Poche partite giocate nel terzo turno del  campionato over50.  I continui rinvii di alcune compagini “allungano” il torneo verso la stagione fredda nonostante, in sede di programmazione della formula, molte compagini avevano espresso la volontà di chiudere la prima parte a inizio dicembre. Saltano quindi i match tra Isotecno e Veterani, Passons vs Cordignano e Portover vs Am. Forever.
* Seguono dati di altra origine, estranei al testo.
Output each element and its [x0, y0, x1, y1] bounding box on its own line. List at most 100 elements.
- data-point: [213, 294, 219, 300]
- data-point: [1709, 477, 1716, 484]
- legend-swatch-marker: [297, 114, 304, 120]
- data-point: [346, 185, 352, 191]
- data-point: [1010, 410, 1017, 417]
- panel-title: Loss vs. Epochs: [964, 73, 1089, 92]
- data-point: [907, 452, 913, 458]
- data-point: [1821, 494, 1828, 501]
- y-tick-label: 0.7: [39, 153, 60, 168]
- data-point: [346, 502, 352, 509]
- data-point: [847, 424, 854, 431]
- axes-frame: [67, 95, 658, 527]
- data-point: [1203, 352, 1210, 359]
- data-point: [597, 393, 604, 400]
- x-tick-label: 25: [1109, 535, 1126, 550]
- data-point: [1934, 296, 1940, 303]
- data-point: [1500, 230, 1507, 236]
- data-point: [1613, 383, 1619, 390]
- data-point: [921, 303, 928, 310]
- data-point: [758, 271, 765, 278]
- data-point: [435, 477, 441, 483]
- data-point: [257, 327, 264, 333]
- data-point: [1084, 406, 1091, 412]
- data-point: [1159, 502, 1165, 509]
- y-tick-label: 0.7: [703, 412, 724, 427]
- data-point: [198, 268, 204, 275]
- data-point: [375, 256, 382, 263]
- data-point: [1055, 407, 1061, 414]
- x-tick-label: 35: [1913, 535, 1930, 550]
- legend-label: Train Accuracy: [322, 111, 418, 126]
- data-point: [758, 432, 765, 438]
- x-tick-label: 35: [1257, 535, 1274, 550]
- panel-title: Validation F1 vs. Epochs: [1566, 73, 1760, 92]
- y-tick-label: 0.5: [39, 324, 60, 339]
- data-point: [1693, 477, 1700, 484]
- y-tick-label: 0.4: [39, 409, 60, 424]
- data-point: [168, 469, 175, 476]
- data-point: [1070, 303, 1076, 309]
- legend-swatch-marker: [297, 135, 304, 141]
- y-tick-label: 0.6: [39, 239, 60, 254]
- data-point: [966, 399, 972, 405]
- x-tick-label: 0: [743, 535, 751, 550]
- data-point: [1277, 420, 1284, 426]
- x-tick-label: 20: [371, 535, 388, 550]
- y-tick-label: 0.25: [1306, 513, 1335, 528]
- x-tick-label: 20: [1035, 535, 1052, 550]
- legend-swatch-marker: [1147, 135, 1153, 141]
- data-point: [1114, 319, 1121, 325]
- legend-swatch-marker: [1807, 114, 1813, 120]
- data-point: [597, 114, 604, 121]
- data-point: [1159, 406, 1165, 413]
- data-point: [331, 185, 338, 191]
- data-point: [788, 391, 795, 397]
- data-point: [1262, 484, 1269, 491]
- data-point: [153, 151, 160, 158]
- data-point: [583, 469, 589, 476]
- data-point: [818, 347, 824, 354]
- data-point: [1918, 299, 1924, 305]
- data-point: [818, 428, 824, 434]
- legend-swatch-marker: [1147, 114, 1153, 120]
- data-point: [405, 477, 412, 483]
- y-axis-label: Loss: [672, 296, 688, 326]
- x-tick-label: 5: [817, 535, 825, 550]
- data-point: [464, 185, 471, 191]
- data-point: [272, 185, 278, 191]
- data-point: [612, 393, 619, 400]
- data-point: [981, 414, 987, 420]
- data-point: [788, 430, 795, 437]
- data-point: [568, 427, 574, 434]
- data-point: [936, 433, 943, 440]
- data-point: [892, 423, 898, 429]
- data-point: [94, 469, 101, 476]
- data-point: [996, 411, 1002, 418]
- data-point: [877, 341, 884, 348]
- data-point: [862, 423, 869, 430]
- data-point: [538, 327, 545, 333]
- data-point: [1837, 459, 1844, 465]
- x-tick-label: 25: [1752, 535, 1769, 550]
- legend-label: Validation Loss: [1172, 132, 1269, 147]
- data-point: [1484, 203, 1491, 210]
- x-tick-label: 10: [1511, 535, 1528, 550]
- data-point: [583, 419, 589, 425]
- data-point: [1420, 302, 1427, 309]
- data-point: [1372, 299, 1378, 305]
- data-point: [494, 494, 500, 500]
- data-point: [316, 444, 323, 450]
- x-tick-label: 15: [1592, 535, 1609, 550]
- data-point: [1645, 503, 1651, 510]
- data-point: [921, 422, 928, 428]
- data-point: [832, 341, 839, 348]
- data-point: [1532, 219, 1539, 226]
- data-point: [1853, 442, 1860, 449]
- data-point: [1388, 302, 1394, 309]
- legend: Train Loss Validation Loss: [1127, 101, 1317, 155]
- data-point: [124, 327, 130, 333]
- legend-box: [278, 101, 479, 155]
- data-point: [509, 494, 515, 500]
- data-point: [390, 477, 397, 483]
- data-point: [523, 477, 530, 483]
Chiaramente ogni squadra ha le propria motivazione per chiedere i rinvii, tra l’altro consentiti dal regolamento, ma la più chiara la espone la squadra veneta del Cordignano , impegnata in una prestigiosa trasferta internazionale in  Bosnia Erzegovina, a Medjugorje, per partecipare  ad un triangolare europeo dove, unica squadra italiana tra compagini straniere, ha dato sul campo dimostrazione di lealtà, tecnica e fair-play da parte di giocatori a cavallo dei cinquanta.
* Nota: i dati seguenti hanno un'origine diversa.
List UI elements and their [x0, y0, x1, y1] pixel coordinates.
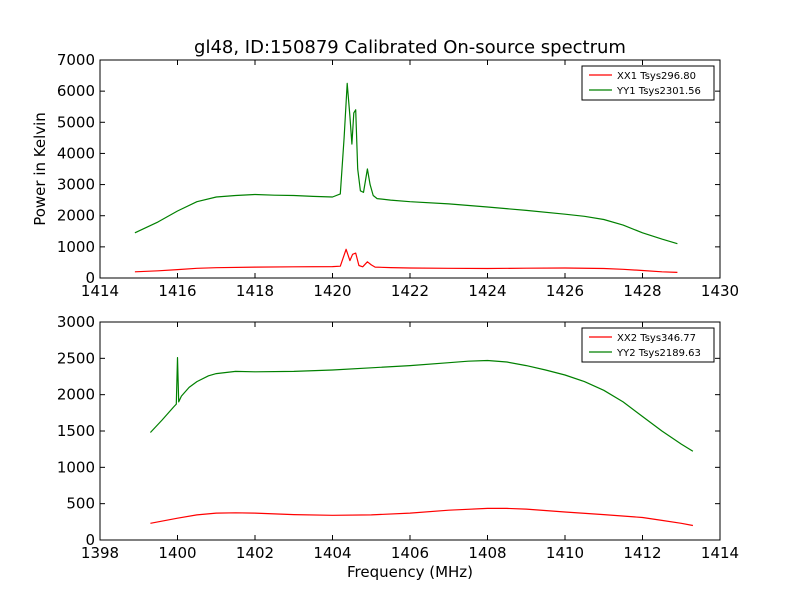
x-tick-label: 1422	[391, 282, 429, 300]
y-tick-label: 1000	[57, 458, 95, 476]
legend-entry-label: YY1 Tsys2301.56	[616, 86, 701, 97]
legend-entry-label: XX2 Tsys346.77	[617, 333, 696, 344]
x-tick-label: 1412	[623, 544, 661, 562]
x-tick-label: 1414	[81, 282, 119, 300]
y-tick-label: 3000	[57, 176, 95, 194]
x-tick-label: 1416	[158, 282, 196, 300]
y-axis-label: Power in Kelvin	[31, 112, 49, 226]
y-tick-label: 5000	[57, 113, 95, 131]
y-tick-label: 0	[85, 531, 95, 549]
x-tick-label: 1426	[546, 282, 584, 300]
y-tick-label: 3000	[57, 313, 95, 331]
legend-box	[581, 65, 715, 101]
x-tick-label: 1404	[313, 544, 351, 562]
x-tick-label: 1414	[701, 544, 739, 562]
series-line-yy	[149, 357, 694, 452]
x-tick-label: 1424	[468, 282, 506, 300]
series-line-xx	[134, 248, 678, 273]
y-tick-label: 7000	[57, 51, 95, 69]
x-tick-label: 1408	[468, 544, 506, 562]
y-tick-label: 500	[66, 495, 95, 513]
x-tick-label: 1400	[158, 544, 196, 562]
y-tick-label: 6000	[57, 82, 95, 100]
x-tick-label: 1410	[546, 544, 584, 562]
legend: XX2 Tsys346.77 YY2 Tsys2189.63	[581, 327, 715, 363]
y-tick-label: 2500	[57, 349, 95, 367]
x-tick-label: 1418	[236, 282, 274, 300]
figure-title: gl48, ID:150879 Calibrated On-source spe…	[194, 37, 626, 58]
x-tick-label: 1406	[391, 544, 429, 562]
y-tick-label: 4000	[57, 144, 95, 162]
legend-box	[581, 327, 715, 363]
x-tick-label: 1420	[313, 282, 351, 300]
x-axis-label: Frequency (MHz)	[347, 563, 473, 581]
x-tick-label: 1428	[623, 282, 661, 300]
y-tick-label: 1000	[57, 238, 95, 256]
x-tick-label: 1398	[81, 544, 119, 562]
legend-entry-label: YY2 Tsys2189.63	[616, 348, 701, 359]
top-panel: 1414 1416 1418 1420 1422 1424 1426 1428 1430 0 100…	[31, 51, 739, 300]
bottom-panel: 1398 1400 1402 1404 1406 1408 1410 1412 1414 0 500…	[57, 313, 739, 581]
y-tick-label: 0	[85, 269, 95, 287]
legend: XX1 Tsys296.80 YY1 Tsys2301.56	[581, 65, 715, 101]
legend-entry-label: XX1 Tsys296.80	[617, 71, 696, 82]
x-tick-label: 1430	[701, 282, 739, 300]
y-tick-label: 2000	[57, 386, 95, 404]
series-line-yy	[134, 82, 678, 245]
x-tick-label: 1402	[236, 544, 274, 562]
y-tick-label: 1500	[57, 422, 95, 440]
series-line-xx	[150, 507, 694, 527]
y-tick-label: 2000	[57, 207, 95, 225]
Si gioca eccome invece  sul campo del Da Nando, a Griis di Cuccana, dove uno scatenato Gavin, a inizio partita,  in dieci minuti infila la porta dell’incolpevole  Bianco, estremo difensore del Pozzuolo, per ben due volte: prima sfrutta un cross dalla destra di Deganis, anticia il portiere con  pallone nel sacco. Raddoppio fotocopia del primo gol sempre con Alessandro Gavin che capitalizza. Determinanti le incursioni del velocissimo Spaccaterra per il Nando, mentre da rilevare per il Pozzuolo l’inesauribile Turco che si sacrifica in tutte le zone del campo rendendosi autore di una grande performance.
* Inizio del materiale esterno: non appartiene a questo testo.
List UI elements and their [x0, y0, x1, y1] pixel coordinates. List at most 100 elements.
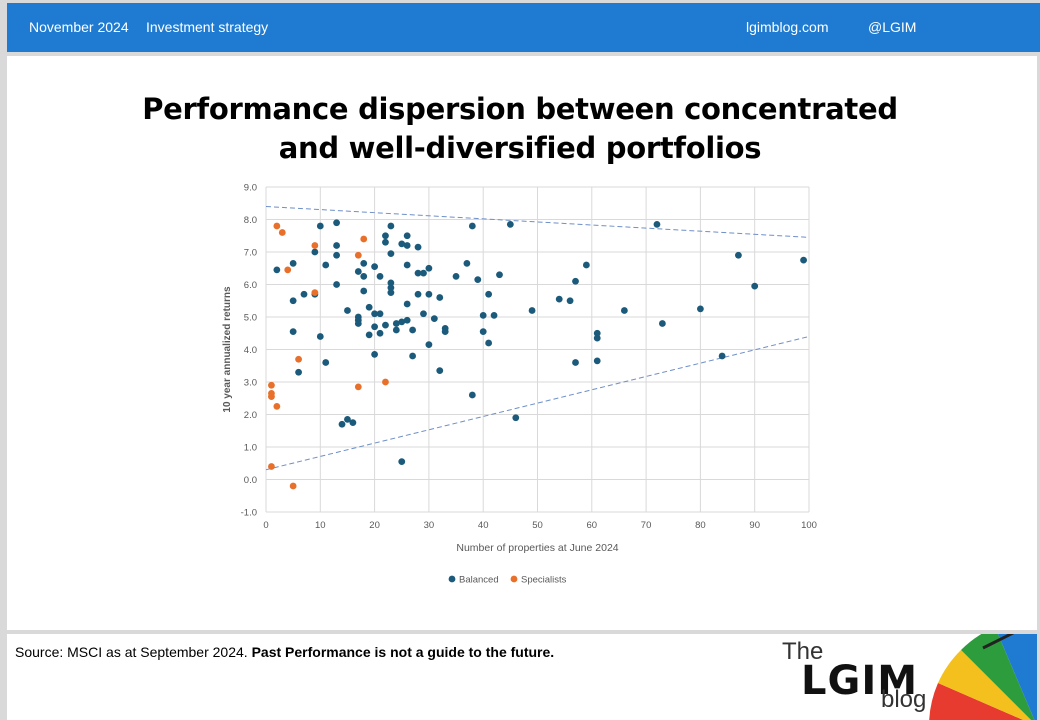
balanced-point [566, 297, 574, 305]
legend-label-specialists: Specialists [521, 575, 567, 586]
balanced-point [479, 311, 487, 319]
disclaimer-text: Past Performance is not a guide to the f… [251, 644, 555, 660]
content-panel: Performance dispersion between concentra… [7, 56, 1037, 630]
specialists-point [360, 235, 368, 243]
balanced-point [485, 339, 493, 347]
x-tick-label: 50 [532, 520, 543, 531]
balanced-point [371, 310, 378, 318]
header-site-link[interactable]: lgimblog.com [746, 19, 829, 35]
balanced-point [409, 326, 417, 334]
balanced-point [333, 281, 340, 288]
chart-title-line1: Performance dispersion between concentra… [142, 92, 898, 126]
x-tick-label: 20 [369, 520, 380, 531]
specialists-point [354, 251, 362, 259]
balanced-point [387, 222, 395, 230]
balanced-point [354, 268, 362, 275]
balanced-point [387, 279, 395, 287]
balanced-point [697, 305, 704, 313]
balanced-point [582, 261, 590, 269]
balanced-point [463, 259, 471, 267]
balanced-point [398, 240, 406, 248]
legend-label-balanced: Balanced [459, 575, 499, 586]
balanced-point [479, 328, 487, 336]
x-tick-label: 100 [801, 520, 817, 531]
balanced-point [376, 272, 384, 280]
specialists-point [354, 383, 362, 391]
specialists-point [311, 289, 319, 297]
balanced-point [593, 334, 601, 342]
balanced-point [572, 359, 579, 366]
specialists-point [295, 355, 302, 363]
balanced-point [338, 420, 346, 428]
balanced-point [718, 352, 726, 360]
umbrella-icon [929, 634, 1037, 720]
specialists-point [278, 229, 286, 236]
x-tick-label: 0 [263, 520, 268, 531]
logo-the: The [782, 638, 824, 665]
balanced-point [441, 328, 449, 336]
y-tick-label: 6.0 [244, 280, 257, 291]
balanced-point [387, 289, 395, 297]
x-tick-label: 60 [587, 520, 598, 531]
balanced-point [572, 277, 579, 285]
lgim-blog-logo[interactable]: The LGIM blog [777, 634, 1037, 720]
y-tick-label: 0.0 [244, 475, 257, 486]
balanced-point [496, 271, 503, 279]
balanced-point [344, 307, 351, 314]
balanced-point [382, 321, 389, 329]
balanced-point [354, 320, 362, 327]
balanced-point [333, 251, 340, 259]
header-section: Investment strategy [146, 19, 269, 35]
balanced-point [333, 242, 340, 249]
specialists-point [382, 378, 389, 386]
balanced-point [425, 264, 433, 272]
y-tick-label: -1.0 [241, 508, 257, 519]
balanced-point [376, 329, 384, 337]
balanced-point [371, 350, 378, 358]
balanced-point [382, 232, 389, 240]
specialists-point [268, 393, 275, 401]
balanced-point [300, 290, 308, 298]
header-date: November 2024 [29, 19, 129, 35]
x-tick-label: 10 [315, 520, 326, 531]
x-tick-label: 40 [478, 520, 489, 531]
balanced-point [382, 238, 389, 246]
balanced-point [452, 272, 460, 280]
balanced-point [620, 307, 628, 314]
specialists-point [311, 242, 319, 249]
balanced-point [316, 333, 324, 340]
balanced-point [376, 310, 384, 318]
y-tick-label: 2.0 [244, 410, 257, 421]
balanced-point [398, 318, 406, 326]
specialists-point [284, 266, 292, 274]
balanced-point [653, 220, 661, 228]
balanced-point [485, 290, 493, 298]
balanced-point [344, 415, 351, 423]
x-axis-label: Number of properties at June 2024 [456, 542, 618, 554]
logo-lgim: LGIM [801, 658, 919, 704]
balanced-point [392, 320, 400, 327]
y-tick-label: 5.0 [244, 313, 257, 324]
x-tick-label: 90 [749, 520, 760, 531]
balanced-point [409, 352, 417, 360]
balanced-point [289, 259, 297, 267]
balanced-point [403, 232, 411, 240]
balanced-point [387, 284, 395, 292]
y-tick-label: 9.0 [244, 183, 257, 194]
balanced-point [474, 276, 482, 284]
balanced-point [436, 367, 444, 375]
scatter-chart: -1.0 0.0 1.0 2.0 3.0 4.0 5.0 6.0 7.0 8.0 9.0 0 10 20 3… [222, 183, 817, 586]
y-tick-label: 1.0 [244, 443, 257, 454]
balanced-point [365, 303, 373, 311]
y-tick-label: 3.0 [244, 378, 257, 389]
balanced-point [735, 251, 742, 259]
balanced-point [506, 220, 514, 228]
chart-title-line2: and well-diversified portfolios [278, 131, 762, 165]
balanced-point [333, 219, 340, 227]
balanced-point [371, 323, 378, 331]
header-bar: November 2024 Investment strategy lgimbl… [7, 3, 1040, 52]
header-twitter-handle[interactable]: @LGIM [868, 19, 917, 35]
balanced-point [273, 266, 281, 274]
balanced-point [468, 391, 476, 399]
source-note: Source: MSCI as at September 2024. Past … [15, 644, 554, 660]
Ad animare questa terza giornata ci pensano il Vecchie Glorie LaBotte e l’Amasanda con i collinari che entrano  in campo poco concentrati trovandosi, dopo dieci minuti, sotto di due reti grazie alla doppietta di Zita Almond. La concomitanza con la gara di campionato Over40 non permette all’Amasanda di schierare la formazione ideale, dovendo cedere “ai giovani” alcuni elementi, motivo per cui i  reds faticano a frenare i locali, capaci di trovare il terzo sigillo con Da Dalt,  partito in velocità e lesto a capitalizzare.  I padroni di casa, forse ormai sicuri del largo vantaggio, arretrano e Amasanda ne approfitta accorciando le distanze con una doppietta del neo sessantenne Di Giorgio. L’Amasanda ci crede ma, una sfortunata autorete di Pischiutta, che devia in rete un cross spiazzando l’incolpevole Gardelliano, toglie morale al team di San Daniele.  La quinta rete locale  arriva ad opera di Vrizzi con un rasoterra a fil di palo,  decreta il risultato finale. Allo scadere  bomber  Di Giorgio si fa parare un rigore con il rammarico per la tripletta mancata… Fine della partita, doccia e poi tutti assieme a gustarsi un ottimo risotto ai funghi in una cena dove si è analizzato l’ottimo momento dei locali, attualmente leader della classifica.